Aucune date d'audience n'a encore été arrêtée, mais la demanderesse suggère celle du 25 mai. Évidemment, elle souhaite qu'un juge agira promptement pour éviter la poursuite des dommages. «L'injonction interlocutoire est nécessaire pour empêcher que ne soit créé un état de fait de nature à rendre le jugement au fond inefficace, soit une modification de la qualité de l'environnement et la perte de superficies cultivables», justifie la requête.

«On souhaite qu'un juge les arrête», tranche M. Dostaler.
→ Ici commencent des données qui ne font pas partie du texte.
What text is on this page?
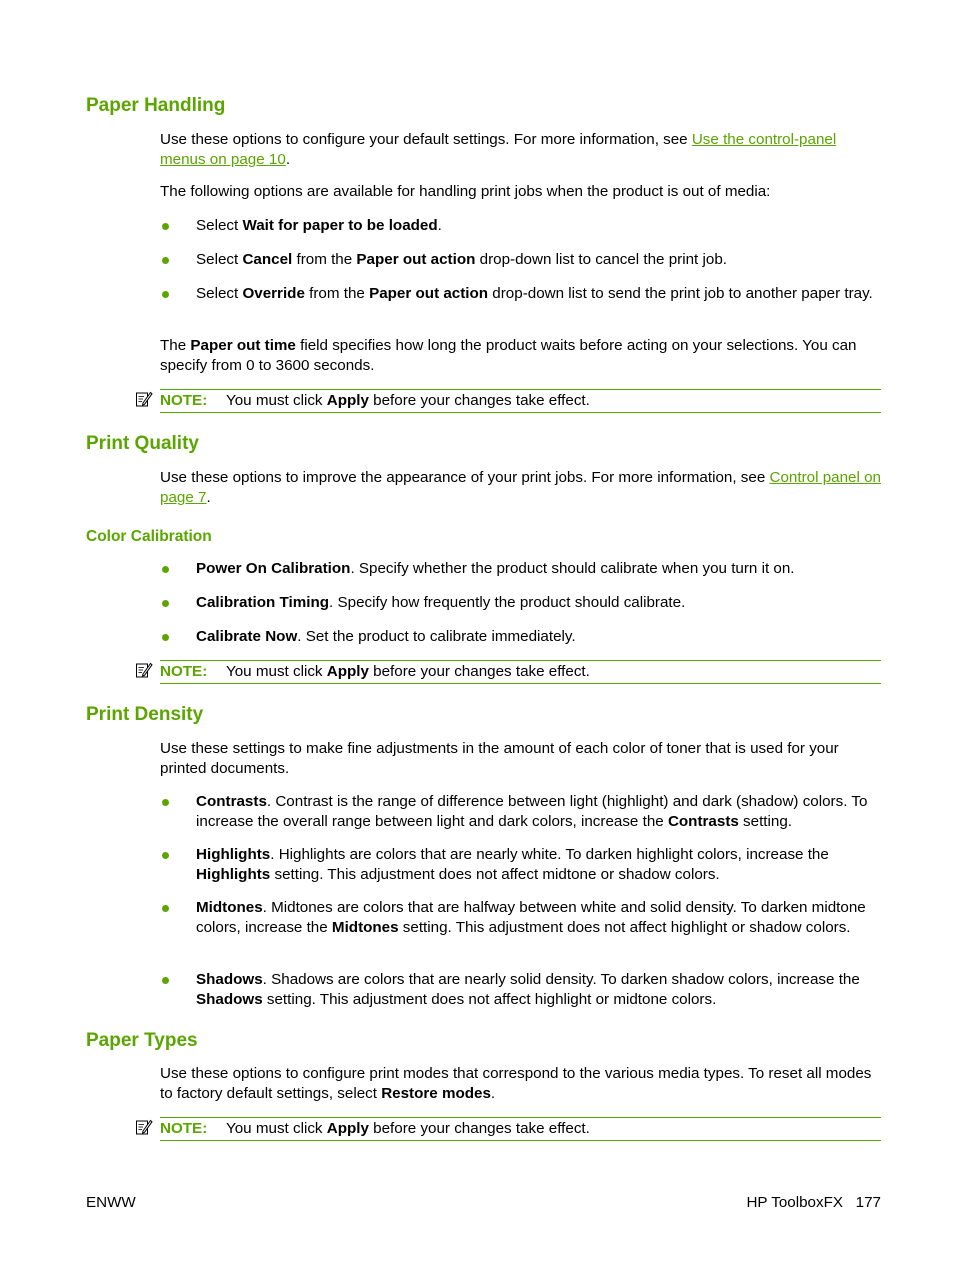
Paper Handling

Use these options to configure your default settings. For more information, see Use the control-panel menus on page 10.

The following options are available for handling print jobs when the product is out of media:

Select Wait for paper to be loaded.
Select Cancel from the Paper out action drop-down list to cancel the print job.
Select Override from the Paper out action drop-down list to send the print job to another paper tray.

The Paper out time field specifies how long the product waits before acting on your selections. You can specify from 0 to 3600 seconds.

NOTE: You must click Apply before your changes take effect.
Print Quality

Use these options to improve the appearance of your print jobs. For more information, see Control panel on page 7.

Color Calibration
Power On Calibration. Specify whether the product should calibrate when you turn it on.
Calibration Timing. Specify how frequently the product should calibrate.
Calibrate Now. Set the product to calibrate immediately.
NOTE: You must click Apply before your changes take effect.
Print Density

Use these settings to make fine adjustments in the amount of each color of toner that is used for your printed documents.

Contrasts. Contrast is the range of difference between light (highlight) and dark (shadow) colors. To increase the overall range between light and dark colors, increase the Contrasts setting.
Highlights. Highlights are colors that are nearly white. To darken highlight colors, increase the Highlights setting. This adjustment does not affect midtone or shadow colors.
Midtones. Midtones are colors that are halfway between white and solid density. To darken midtone colors, increase the Midtones setting. This adjustment does not affect highlight or shadow colors.
Shadows. Shadows are colors that are nearly solid density. To darken shadow colors, increase the Shadows setting. This adjustment does not affect highlight or midtone colors.
Paper Types

Use these options to configure print modes that correspond to the various media types. To reset all modes to factory default settings, select Restore modes.

NOTE: You must click Apply before your changes take effect.
ENWW	HP ToolboxFX 177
Le maire reconnaît que pour le moment, l'activité ne semble pas trop envahissante dans le secteur. La Municipalité suit de très près la situation, photographiant régulièrement les opérations controversées pour étayer sa preuve. «Il n'y a pas beaucoup de camions qui sortent, mais c'est quand même quotidien», évalue-t-il.

«Des citoyens nous ont téléphoné pour nous demander ce qui se passait. Nous les avons avisés de nos démarches. Ils sont surpris, parce qu'ils savent qu'il n'y a pas de camion qui est sorti de là depuis plusieurs années.»

En début d'après-midi mercredi, Le Nouvelliste s'est rendu sur la propriété litigieuse. Très courtois, M. Bourassa n'a toutefois pas voulu réagir publiquement aux prétentions de la Municipalité, préférant laisser les avocats faire leur travail.

Motards?

À la même assemblée publique lundi soir, Jean Roy s'est enquis des rumeurs au sujet de l'établissement d'un nouveau chapitre de motards, également dans le rang Saint-Félix. M. Dostaler a confirmé que des membres des Hells Angels avaient été aperçus sur le territoire dernièrement, mais il n'a pas voulu aller plus loin.

«Je ne peux pas me réjouir de ça», convient-il. «Nous n'avons eu aucune demande de permis pour bâtir un bunker. Nous allons surveiller comme il faut; on n'acceptera pas de demande de dérogation mineure pour eux! Mais nous n'avons rien de concret pour l'instant.»